La crisi della desertificazione in Italia è iniziata nelle regioni meridionali del Paese negli ultimi decenni, ma ora sta iniziando a diffondersi verso nord. Secondo le più recenti stime dell’associazione consorzi irrigui Anbi, l’innalzamento delle temperature, gli eventi meteorologici estremi e la fragilità idrogeologica minacciano il 20 per cento dell’Italia.
I bassi livelli d’acqua di alcuni laghi e fiumi preoccupano le comunità locali mentre le conseguenze della crisi idrica colpiscono sempre di più l’agricoltura.
“Quello che stiamo vedendo è la crisi che si dirige a nord“, ha detto Francesco Vincenzi, presidente di Anbi Olive Oil Times. “Negli ultimi decenni sono stati fatti investimenti per aumentare la capacità di resilienza delle regioni meridionali a rischio come la Sardegna, la Puglia o la Basilicata mentre i territori settentrionali erano percepiti come sicuri”.
“Oggi la situazione è cambiata, il cambiamento climatico ha mostrato cosa significano siccità e scioglimento dei ghiacciai. Anche un solo grado Celsius in più della media significa guai per la disponibilità di acqua per l’agricoltura e per i volumi dei fiumi».
Un po’ più a nord, Arpa stima che tra il 30 e il 50 per cento dell’Abruzzo sia a rischio desertificazione. Non lontano, parti dell’Umbria e della Toscana stanno vivendo la siccità e le temperature più elevate mentre aumenta il rischio di desertificazione in queste due regioni impregnate di olio d’oliva.
Marco Neri, presidente della sezione toscana di Confragricoltura, ha parlato in un comunicato stampa della necessità di “condurre la nostra ricerca scientifica verso lo sviluppo dell’agricoltura con piante capaci di resistere alla siccità“.
Vincenzi ha aggiunto: “Sprechiamo quasi il 90 per cento di quell’acqua poiché non possiamo trattenere più dell’11 per cento delle precipitazioni».

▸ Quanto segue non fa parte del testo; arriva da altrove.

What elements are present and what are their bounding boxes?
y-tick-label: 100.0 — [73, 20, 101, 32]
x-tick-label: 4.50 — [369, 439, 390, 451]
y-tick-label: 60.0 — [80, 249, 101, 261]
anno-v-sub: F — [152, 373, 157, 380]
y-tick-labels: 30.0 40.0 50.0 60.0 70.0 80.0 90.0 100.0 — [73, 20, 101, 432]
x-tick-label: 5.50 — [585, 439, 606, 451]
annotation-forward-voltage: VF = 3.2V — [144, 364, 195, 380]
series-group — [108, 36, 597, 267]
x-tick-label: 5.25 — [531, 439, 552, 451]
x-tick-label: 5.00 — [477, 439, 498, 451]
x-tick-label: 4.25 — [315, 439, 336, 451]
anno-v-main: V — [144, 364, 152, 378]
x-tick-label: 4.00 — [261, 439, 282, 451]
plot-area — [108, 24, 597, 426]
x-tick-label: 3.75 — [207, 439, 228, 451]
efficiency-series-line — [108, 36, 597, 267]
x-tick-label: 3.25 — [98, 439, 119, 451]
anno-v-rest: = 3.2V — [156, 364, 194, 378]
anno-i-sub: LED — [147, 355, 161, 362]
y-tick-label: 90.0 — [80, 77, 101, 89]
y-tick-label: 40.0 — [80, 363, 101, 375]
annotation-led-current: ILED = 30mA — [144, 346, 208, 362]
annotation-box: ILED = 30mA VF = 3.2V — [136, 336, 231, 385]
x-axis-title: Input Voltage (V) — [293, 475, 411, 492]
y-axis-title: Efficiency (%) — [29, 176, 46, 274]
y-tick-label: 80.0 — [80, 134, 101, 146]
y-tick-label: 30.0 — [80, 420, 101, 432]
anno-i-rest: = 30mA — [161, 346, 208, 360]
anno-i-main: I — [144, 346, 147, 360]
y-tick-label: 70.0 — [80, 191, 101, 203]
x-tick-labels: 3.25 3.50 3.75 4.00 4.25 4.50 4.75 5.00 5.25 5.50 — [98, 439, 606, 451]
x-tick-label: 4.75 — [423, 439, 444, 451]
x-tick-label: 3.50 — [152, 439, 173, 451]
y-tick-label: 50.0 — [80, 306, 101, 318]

L’Anbi stima inoltre che il 42 per cento di tutta l’acqua potabile versata negli acquedotti pubblici italiani vada persa a causa della scarsa manutenzione. In Emilia-Romagna le precipitazioni totali non hanno raggiunto la metà della media annua nel 2021, mentre le temperature più elevate e la perdita di volume del fiume Po hanno moltiplicato i danni arrecati all’agricoltura.
L’Anbi ha calcolato che attualmente l’Italia riceve cinque miliardi di metri cubi d’acqua meno di 50 anni fa. “Eppure, il problema più grande dell’Italia non è la riduzione delle precipitazioni; è il modo in cui piove “, ha detto Vincenzi.
“Se potessimo trattenere più acqua, potremmo ridurre il rischio idrogeologico, creare riserve idriche da utilizzare durante la siccità sia per l’agricoltura che per la popolazione e persino schierare una nuova arma contro gli incendi boschivi“, ha aggiunto.